Installation of the new plant was supervised from late 1926 by Cascade’s newly-appointed head brewer, John Francis Xavier de Bavay. The new brewery was formally opened in December 1927, by which time brewing had been commenced.
The first output of Cascade lager was available for tasting at the opening ceremony. As at Thebarton, space had to be made for the new equipment, and several new storeys were added to the main brewery building in Hobart, creating the now familiar tower.
The third Nathan system to be installed in Australia was not added to an existing brewery. It was part of an entirely new brewery, built from scratch in Church Street in the Melbourne suburb of Richmond. The Richmond (Nathan System) Brewing Company Pty Ltd was founded by Peter Grant Hay, a wealthy Melbourne hop merchant and race-horse breeder. The brewery came into production near the end of 1928.
The Nathan Institute had sent Heinrich Walter Haenggi to Melbourne in 1927 to supervise the erection of the machinery for the new Richmond Brewery, and he was subsequently employed by Hay, with Nathan’s permission, as brewery manager. He was dismissed in December 1929 when Hay discovered that he had been involved in the formation of a company in Western Australia to brew beer by the Nathan process, and had been involved in negotiations to establish other Nathan breweries in Sydney and elsewhere. These other breweries would potentially come into competition with the Richmond Brewery, his employer. Haenggi was recalled by the Nathan Institute in December 1930, and went to the Belgian Congo to supervise the erection there of another Nathan brewery.
The company established in Western Australia to brew by the Nathan system was called Perth Breweries (N. S.) Limited. The vendor syndicate acquired the rights for the use of the Nathan system in the state of Western Australia, acquired a site at South Perth, and commissioned plans for the buildings. Response to the prospectus, published in October 1929, was slow and slight, and early in 1930 the proposed flotation was abandoned because insufficient shares had been applied for.
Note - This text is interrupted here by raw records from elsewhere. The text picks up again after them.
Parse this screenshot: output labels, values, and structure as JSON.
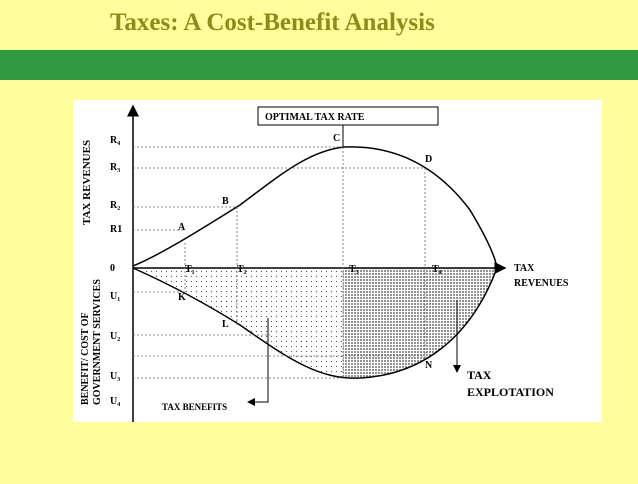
{
  "header": {
    "title": "Taxes: A Cost-Benefit Analysis"
  },
  "diagram": {
    "upper_axis_label": "TAX REVENUES",
    "lower_axis_label": [
      "BENEFIT/ COST OF",
      "GOVERNMENT SERVICES"
    ],
    "y_labels": [
      "R₄",
      "R₃",
      "R₂",
      "R1",
      "0",
      "U₁",
      "U₂",
      "U₃",
      "U₄"
    ],
    "x_labels": [
      "T₁",
      "T₂",
      "T₃",
      "T₄"
    ],
    "points": [
      "A",
      "B",
      "C",
      "D",
      "K",
      "L",
      "N"
    ],
    "optimal_label": "OPTIMAL TAX RATE",
    "x_axis_label": [
      "TAX",
      "REVENUES"
    ],
    "benefits_label": "TAX BENEFITS",
    "exploitation_label": [
      "TAX",
      "EXPLOTATION"
    ]
  }
}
In New South Wales, also late in 1929, a prospectus was published for a new company to be called Sydney Breweries Limited, which intended to operate a Nathan system brewery at Lithgow. The vendors had secured a lease over, and option to purchase the existing brewery at Lithgow, and, through Haenggi, the rights to operate the Nathan system in New South Wales. This project did not proceed—neither the formation of the company nor the installation of the Nathan equipment—but the Lithgow brewery did undergo a major overhaul at the time, and began producing a less sophisticated form of lager beer at the end of 1929.
A further company, called the Moreton Bay (N. S.) Brewing Company Ltd and registered in Brisbane in May 1930, was to operate a Nathan system brewery in Queensland. By that time, Haenggi had been dismissed from his position at the Richmond Brewery, and he was to become the manager of the new brewery in Queensland, to be erected somewhere in Brisbane. This proposal quietly evaporated, and by the end of 1930 Haenggi had left Australia. One of his last actions before doing so was unsuccessfully to sue Peter Grant Hay for wrongful dismissal.
It is not surprising, given the emerging economic conditions in Australia at the time, that the Nathan brewery proposals for Perth, Lithgow and Brisbane all failed. The country was descending into depression, the depths of which were reached in 1930 and 1931. Nevertheless, the intended territory of these proposed breweries was occupied by Nathan beer.
By 1930 the Richmond Brewery was supplying pubs in Western Australia, New South Wales and Queensland, as well as in its home state, and had quadruplicated its original plant in order to keep up with the phenomenal demand for its beer. Nathan breweries may have been installed in only three states, but the influence of Nathan beer was felt across the entire country. The Nathan system was thus a significant factor in the conversion of Australian beer drinkers from British ale to Continental lager.